Yeah. It’s easy to take shots at social media these days. But, even if you don’t permanently quit, it’s easy to understand why people are reducing the time spent on these platforms.
On top of privacy concerns, damaging your reputation, and being distracting, social media can increase anxiety and depression. It can also reduce the amount of sleep that you get. And, it’s a poor use of downtime. As opposed to spending over an hour a day on social media, you could spend that time taking care of your well-being.
If you can’t delete your accounts, you can at least limit your exposure by uninstalling the apps on your phone. If that’s not an option, then banish them from your home screen. You could use apps like Freedom, SelfControl, or Offtime that block these channels when you don’t want to be distracted. And, you could also delegate or automate your social media responsibilities.

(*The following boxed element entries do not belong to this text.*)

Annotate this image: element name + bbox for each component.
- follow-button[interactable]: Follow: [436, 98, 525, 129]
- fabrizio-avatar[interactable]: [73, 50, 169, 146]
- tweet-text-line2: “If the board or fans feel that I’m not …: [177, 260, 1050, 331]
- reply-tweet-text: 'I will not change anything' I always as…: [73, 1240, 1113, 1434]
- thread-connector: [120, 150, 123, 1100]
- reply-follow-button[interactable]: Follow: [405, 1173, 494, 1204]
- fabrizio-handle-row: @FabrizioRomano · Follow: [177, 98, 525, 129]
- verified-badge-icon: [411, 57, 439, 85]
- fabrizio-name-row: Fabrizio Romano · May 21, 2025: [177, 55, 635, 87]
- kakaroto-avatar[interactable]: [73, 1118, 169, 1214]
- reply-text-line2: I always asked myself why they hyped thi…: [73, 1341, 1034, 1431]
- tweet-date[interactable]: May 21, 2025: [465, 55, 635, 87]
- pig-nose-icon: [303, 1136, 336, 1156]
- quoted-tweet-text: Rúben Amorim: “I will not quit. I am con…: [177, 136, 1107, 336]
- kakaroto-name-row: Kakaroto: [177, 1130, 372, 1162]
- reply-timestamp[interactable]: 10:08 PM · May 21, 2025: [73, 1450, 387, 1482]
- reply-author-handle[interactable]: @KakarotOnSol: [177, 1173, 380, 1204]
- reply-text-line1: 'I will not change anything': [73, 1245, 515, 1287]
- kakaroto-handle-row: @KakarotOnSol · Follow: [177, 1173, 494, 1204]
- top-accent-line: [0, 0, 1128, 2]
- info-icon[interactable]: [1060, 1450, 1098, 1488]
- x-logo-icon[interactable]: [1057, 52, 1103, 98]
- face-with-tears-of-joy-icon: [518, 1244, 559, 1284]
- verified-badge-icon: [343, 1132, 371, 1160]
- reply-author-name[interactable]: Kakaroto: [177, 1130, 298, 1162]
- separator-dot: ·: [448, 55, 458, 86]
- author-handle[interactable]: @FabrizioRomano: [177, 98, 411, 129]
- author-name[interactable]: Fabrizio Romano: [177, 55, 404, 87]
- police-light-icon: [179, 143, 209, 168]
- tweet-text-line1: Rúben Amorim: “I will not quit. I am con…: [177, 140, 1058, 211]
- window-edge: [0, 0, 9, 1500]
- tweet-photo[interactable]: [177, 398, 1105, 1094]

Recite empowering mantras.
Are you not prioritizing yourself because of guilt? If so, recite empowering mantras. These have the ability to boost your self-worth and motivate you to attend to your own needs.
Here are a six mantras, courtesy of Shine, that you can try out today:
“I deserve joy.”
“I am important.”
“When I pour into myself, I can shine my light onto others.”
“I am worthy of all the things that bring me happiness.”
“I can make time to nourish my mind, body, and spirit.”
Phase-out the negative and stress in your life.
Carve out a piece time, preferably when you’re not focused on something important, to evaluate the things in life that are causing you stress. Are they truly important to you? If not, you may want to start cutting them out of your life. For example, if there is a friend who consumes too much of your time and energy, you may want to distance yourself from their negativity.
If you’re not satisfied with your career, you may want to search for a new job. Or, you may even want to take the limb and start your own business. It may be nerve-racking. But, you don’t necessarily have to quit your job today. You could browse openings or have a side hustle until it takes off.
Learn how to say “no.”
Putting your foot down and standing your ground is probably the most effective way to prioritize yourself. If you don’t say “no,” then you’ll always put other’s wants and needs ahead of your own. Not only is this time-consuming, but you’ll also always be behind on your work. And, it prevents you from doing the things that you actually want to do.
The good thing is that you can say “no” to others without offending them. You can achieve this by being honest and straightforward with them. They may be disappointed. But, they should understand and respect your decision.
You could also have a policy. For example, Friday nights are reserved for your family. No exceptions. So, if a friend from college wanted to get together, you would have to offer an alternative like Saturday night.
Remember your why.
In the hustle and bustle of daily life, it’s easy to lose track of your why. But, slow down and think about why you get out of bed every morning. Why do you go to work, hit the gym, or strive for learning opportunities?
Reconnecting with your why puts things in perspective. It can reignite your passion. It motivates you to achieve your goals. And, it will encourage you to put yourself first.
Reflect and accept who you are.
I’m not gonna lie. It’s never easy to admit your faults. But, when you’re transparent with yourself, you can look for ways to grow. At the same time, you don’t have to just focus on your shortcomings. Every day discover something new that you like about yourself. Besides giving you a self-esteem boost, you can also look for opportunities to put your strengths to good use.
Accepting who are means acknowledging your strengths and weaknesses. From there, you can spend your time devoted to what you can and can not change.
Finally, make it a point to schedule downtime. Start by taking 15-minute breaks between tasks at work. When you’re done for the day, leave work where it belongs — the office. Instead, spend your evenings with your family or just relaxing. And, during the weekends, do things that you genuinely enjoy.